Só o conceito de moda permite ao diretor do FMI declarar o fim do ciclo da tigrada sem ter que explicar por que, até o início do ano, como o leopardo, eram jóias. O Banco Mundial informava que a Tailândia era um exemplo de país emergente que cumprira todo o receituário da ciência econômica, capaz de levá-la a uma nova forma de civilização que se chegou a definir como um novo Renascimento.
Assim como o leopardo da duquesa sempre foi uma jóia pesada para o gosto da Casa de Windsor, a economia dos tigres sempre teve defeitos visíveis. Camdessus sempre soube que o sistema financeiro coreano estava bichado. Até o lavador de seu carro sabe que a Indonésia é governada por um general assassino cercado de larápios. Não há quem não tenha visto que o edifício mais alto do mundo são as torres Petras, da Malásia. Quem as construiu? A Petrobrás local. Os tigres davam lucro e no sistema financeiro internacional é isso que conta. Foram à breca tendo feito tudo o que se dizia que tinham que fazer. Por quê? Porque, como o leopardo, saíram de moda.
Para quem vive nesta banda do mundo sonhando com o dia em que Pindorama será uma jaguatirica, fica a lição. Uma triste lição, porque bem ou mal, muitos dos tigres investiram os lucros do progresso em educação, saúde e habitação. A Coréia mandou ao cárcere dois presidentes gatunos. Por cá, nem isso. Do exemplo da tigrada, tenta-se copiar sobretudo as relações trabalhistas selvagens. Quando autoridades do sul do país manifestam desconforto diante da migração nordestina e erguem galpões para conter a entrada de desempregados, como se faz no interior de São Paulo, ouve-se o eco da segregação asiática. Copia-se o pior, o mais barato.
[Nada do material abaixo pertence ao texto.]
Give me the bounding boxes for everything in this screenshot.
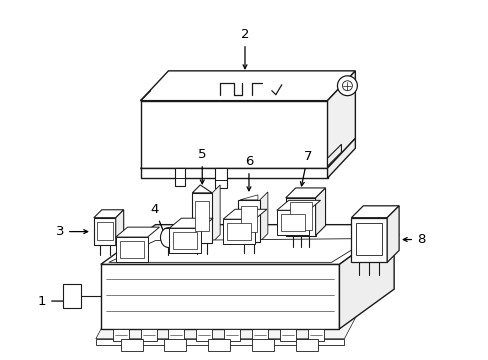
Polygon shape	[116, 210, 123, 246]
Polygon shape	[141, 71, 355, 100]
Polygon shape	[192, 185, 212, 193]
Polygon shape	[141, 168, 327, 178]
Polygon shape	[169, 218, 213, 228]
Polygon shape	[169, 228, 201, 253]
Polygon shape	[251, 329, 267, 341]
Polygon shape	[121, 339, 142, 351]
Polygon shape	[116, 237, 147, 262]
Polygon shape	[307, 329, 323, 341]
Bar	[120, 241, 143, 258]
Bar	[226, 223, 250, 240]
Polygon shape	[327, 71, 355, 168]
Circle shape	[342, 81, 352, 91]
Polygon shape	[351, 218, 386, 262]
Polygon shape	[141, 329, 156, 341]
Polygon shape	[260, 192, 267, 242]
Polygon shape	[327, 144, 341, 166]
Polygon shape	[327, 138, 355, 178]
Polygon shape	[96, 339, 344, 345]
Polygon shape	[141, 100, 327, 168]
Polygon shape	[116, 227, 159, 237]
Bar	[195, 201, 209, 231]
Polygon shape	[108, 239, 369, 262]
Polygon shape	[101, 264, 339, 329]
Polygon shape	[223, 209, 266, 219]
Polygon shape	[276, 201, 320, 210]
Polygon shape	[215, 168, 226, 188]
Polygon shape	[276, 210, 308, 235]
Polygon shape	[175, 168, 185, 186]
Polygon shape	[285, 198, 315, 235]
Polygon shape	[164, 339, 186, 351]
Polygon shape	[212, 185, 220, 243]
Polygon shape	[208, 339, 230, 351]
Polygon shape	[238, 200, 260, 242]
Bar	[97, 222, 113, 239]
Text: 8: 8	[403, 233, 425, 246]
Polygon shape	[168, 329, 184, 341]
Text: 4: 4	[150, 203, 167, 240]
Polygon shape	[113, 329, 128, 341]
Polygon shape	[94, 210, 123, 218]
Bar	[356, 223, 382, 255]
Polygon shape	[315, 188, 325, 235]
Polygon shape	[63, 284, 81, 308]
Polygon shape	[386, 206, 398, 262]
Polygon shape	[224, 329, 240, 341]
Text: 5: 5	[198, 148, 206, 184]
Polygon shape	[96, 235, 398, 339]
Polygon shape	[251, 339, 273, 351]
Ellipse shape	[160, 228, 176, 247]
Polygon shape	[240, 195, 257, 200]
Polygon shape	[94, 218, 116, 246]
Polygon shape	[339, 225, 393, 329]
Text: 3: 3	[56, 225, 87, 238]
Polygon shape	[295, 339, 317, 351]
Text: 1: 1	[38, 294, 77, 307]
Polygon shape	[285, 188, 325, 198]
Bar	[241, 206, 256, 231]
Polygon shape	[279, 329, 295, 341]
Polygon shape	[101, 225, 393, 264]
Polygon shape	[351, 206, 398, 218]
Text: 7: 7	[300, 150, 311, 186]
Bar	[173, 232, 197, 249]
Text: 2: 2	[240, 28, 249, 69]
Polygon shape	[223, 219, 254, 244]
Polygon shape	[196, 329, 212, 341]
Polygon shape	[192, 193, 212, 243]
Text: 6: 6	[244, 155, 253, 191]
Bar	[280, 214, 304, 231]
Bar	[289, 202, 311, 230]
Circle shape	[337, 76, 357, 96]
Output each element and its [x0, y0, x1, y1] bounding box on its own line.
O problema não está nem sequer na qualidade do que se copia, pois nesse caso bastaria apostar na cópia certa e tudo acabaria bem. Está no ato de copiar. Como os países não podem depender dos humores da moda (na economia, na joalheria ou nas roupas íntimas), eles se expõem às dificuldades na medida em que não sabem quem são ou, sabendo-o, fingem ser outra pessoa. Um mandarim brasileiro vendendo uma empresa pública a um fundo de pensão de estatal quebrada, por exemplo, finge que é um tigre a caminho do Primeiro Mundo, assim como uma senhora com uma cópia do leopardo na lataria e dez quilos a mais nos chassis fingia que era a duquesa de Windsor (sempre com dez quilos a menos). Ambos fingem duas vezes. Primeiro, que não são o que são. Depois, que são o que não são.
Vivem um disfarce, acabam virando coisa nenhuma, até que saem da moda. Foi assim que a alta dos preços do petróleo matou a moda do "Milagre", e a crise de crédito de 1982 estragou a economia brasileira por dez anos.
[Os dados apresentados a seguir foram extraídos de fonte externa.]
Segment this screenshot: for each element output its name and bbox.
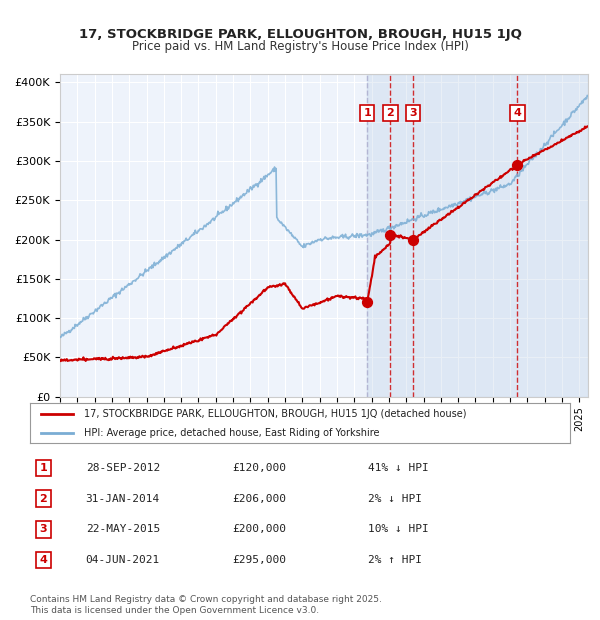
Text: £295,000: £295,000 xyxy=(232,555,286,565)
Text: 1: 1 xyxy=(40,463,47,473)
Text: 4: 4 xyxy=(40,555,47,565)
Text: £200,000: £200,000 xyxy=(232,525,286,534)
Text: 10% ↓ HPI: 10% ↓ HPI xyxy=(368,525,428,534)
Text: £120,000: £120,000 xyxy=(232,463,286,473)
Text: 2% ↑ HPI: 2% ↑ HPI xyxy=(368,555,422,565)
Text: Price paid vs. HM Land Registry's House Price Index (HPI): Price paid vs. HM Land Registry's House … xyxy=(131,40,469,53)
Point xyxy=(512,160,522,170)
Text: 22-MAY-2015: 22-MAY-2015 xyxy=(86,525,160,534)
Point xyxy=(362,298,372,308)
Text: £206,000: £206,000 xyxy=(232,494,286,503)
Text: 4: 4 xyxy=(514,108,521,118)
Text: 2: 2 xyxy=(40,494,47,503)
Text: 17, STOCKBRIDGE PARK, ELLOUGHTON, BROUGH, HU15 1JQ: 17, STOCKBRIDGE PARK, ELLOUGHTON, BROUGH… xyxy=(79,28,521,41)
Text: 3: 3 xyxy=(40,525,47,534)
Text: Contains HM Land Registry data © Crown copyright and database right 2025.
This d: Contains HM Land Registry data © Crown c… xyxy=(30,595,382,614)
Text: 3: 3 xyxy=(409,108,417,118)
Text: 41% ↓ HPI: 41% ↓ HPI xyxy=(368,463,428,473)
Bar xyxy=(367,74,588,397)
Text: 2% ↓ HPI: 2% ↓ HPI xyxy=(368,494,422,503)
Text: 17, STOCKBRIDGE PARK, ELLOUGHTON, BROUGH, HU15 1JQ (detached house): 17, STOCKBRIDGE PARK, ELLOUGHTON, BROUGH… xyxy=(84,409,467,419)
Text: 2: 2 xyxy=(386,108,394,118)
Text: 31-JAN-2014: 31-JAN-2014 xyxy=(86,494,160,503)
Text: HPI: Average price, detached house, East Riding of Yorkshire: HPI: Average price, detached house, East… xyxy=(84,428,380,438)
Text: 04-JUN-2021: 04-JUN-2021 xyxy=(86,555,160,565)
Text: 1: 1 xyxy=(364,108,371,118)
Text: 28-SEP-2012: 28-SEP-2012 xyxy=(86,463,160,473)
Point xyxy=(386,230,395,240)
Point xyxy=(408,234,418,244)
A lição de Camdessus deveria levar FFHH a um momento de reflexão. Ele parece convencido de que não só percebeu a crise financeira, como advertiu o mundo da sua gravidade, recomendando os remédios adequados.
Tudo bem, isso faz parte de sua relações com o universo. Baixando um pouco a bola, vale lembrar o que disse no ano passado ao jornalista Vinicius Torres Freire, rebatendo a tese segundo a qual o chamado processo de globalização da economia é, no fundo, uma suprema novidade em matéria de exclusão: "Quando a Coréia começou a se desenvolver, toda a crítica da esquerda, minha inclusive, era de que o país se transformara numa plataforma de exportação. Não se viu que havia outro processo em curso. Aquele tipo de desenvolvimento era criticado. Agora, vão dizer de novo que se está perdendo o bonde da história. Não está. O Brasil não está perdendo, a Coréia também não. Outros estão. Mas o bonde da história passa de novo".
A Coréia, os bondes e o leopardo da duquesa saíram de moda.